Revealing the extent of the scandal which has emerged, the company’s shares, which have lost more than 95 percent of their value within days, were temporarily suspended from trading in Frankfurt, after the share price slumped over 90 per cent in less than a week, revealing the magnitude of the saga that has emerged. The shares were trading hands at around $1.4 in July, compared with $117.5 last June.
Another corporate casualty was former COO Jan Marsalek who was terminated. A report this week indicated he may have traveled to the Philippines – a country where Wirecard had operations. Authorities in the Philippines have launched an investigation and are said to be looking for Marsalek.
Adding to the embarrassment to Germany’s corporate reputation was the reaction of the financial regulator, BaFin, when media reports last year questioned the company’s accounting. The scandal has thrown BaFin under the spotlight over the the way it has handled critics of Wirecard since 2018.

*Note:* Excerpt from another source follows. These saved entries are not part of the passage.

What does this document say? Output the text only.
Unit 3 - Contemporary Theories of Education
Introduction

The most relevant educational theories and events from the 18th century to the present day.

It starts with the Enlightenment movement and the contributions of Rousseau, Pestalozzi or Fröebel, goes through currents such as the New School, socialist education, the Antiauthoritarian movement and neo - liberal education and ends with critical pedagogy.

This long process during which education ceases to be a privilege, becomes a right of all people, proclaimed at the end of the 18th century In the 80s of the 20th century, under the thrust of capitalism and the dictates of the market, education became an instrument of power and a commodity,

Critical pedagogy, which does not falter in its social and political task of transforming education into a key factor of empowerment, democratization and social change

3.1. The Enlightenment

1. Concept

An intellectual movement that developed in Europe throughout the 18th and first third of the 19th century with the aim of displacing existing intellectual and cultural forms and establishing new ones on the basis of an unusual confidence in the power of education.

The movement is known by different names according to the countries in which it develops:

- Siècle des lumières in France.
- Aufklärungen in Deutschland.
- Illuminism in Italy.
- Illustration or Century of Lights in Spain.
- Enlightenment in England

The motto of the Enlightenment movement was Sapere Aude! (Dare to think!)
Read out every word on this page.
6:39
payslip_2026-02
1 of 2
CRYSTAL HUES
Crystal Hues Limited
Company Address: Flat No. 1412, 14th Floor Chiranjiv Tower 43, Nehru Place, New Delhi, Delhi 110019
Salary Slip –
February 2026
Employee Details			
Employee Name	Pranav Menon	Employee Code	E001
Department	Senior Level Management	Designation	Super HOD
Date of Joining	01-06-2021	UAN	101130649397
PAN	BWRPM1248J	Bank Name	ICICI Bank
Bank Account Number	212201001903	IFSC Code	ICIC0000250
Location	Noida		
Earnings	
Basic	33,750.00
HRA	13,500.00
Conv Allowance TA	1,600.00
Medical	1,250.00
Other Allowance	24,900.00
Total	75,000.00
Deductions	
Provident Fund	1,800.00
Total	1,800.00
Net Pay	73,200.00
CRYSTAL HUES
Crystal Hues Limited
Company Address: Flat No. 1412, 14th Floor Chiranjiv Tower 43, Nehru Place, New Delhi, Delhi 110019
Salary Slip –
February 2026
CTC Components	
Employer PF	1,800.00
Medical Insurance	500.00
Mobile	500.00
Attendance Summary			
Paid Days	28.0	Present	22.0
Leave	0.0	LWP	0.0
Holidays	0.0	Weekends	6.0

“That is a documented failure of supervision to intervene when there was clear evidence in this case,” said by Florian Toncar, a member of parliament for the opposition Free Democratic Party, said in an interview on Norddeutscher Rundfunk public radio.
He said the case was a heavy blow for Germany’s reputation as a financial center.
“WireCard was until now one of the few functioning tech companies that have come up with new ideas in the marketplace and now it turns out that that was to a great extent smoke and mirrors.”
BaFin’s head Felix Hufeld has conceded that Wirecard’s implosion was a catastrophe, but the agency is standing by its decisions throughout the scandal, details of which are still emerging.
The watchdog temporarily banned short selling of Wirecard shares, a step it had never taken for an individual company, saying there were signs of manipulative behavior potentially including insider trading. It also launched an investigation into reporters at the Financial Times, who in October reported that Wirecard staff had potentially conspired to fraudulently inflate sales and profits for a decade.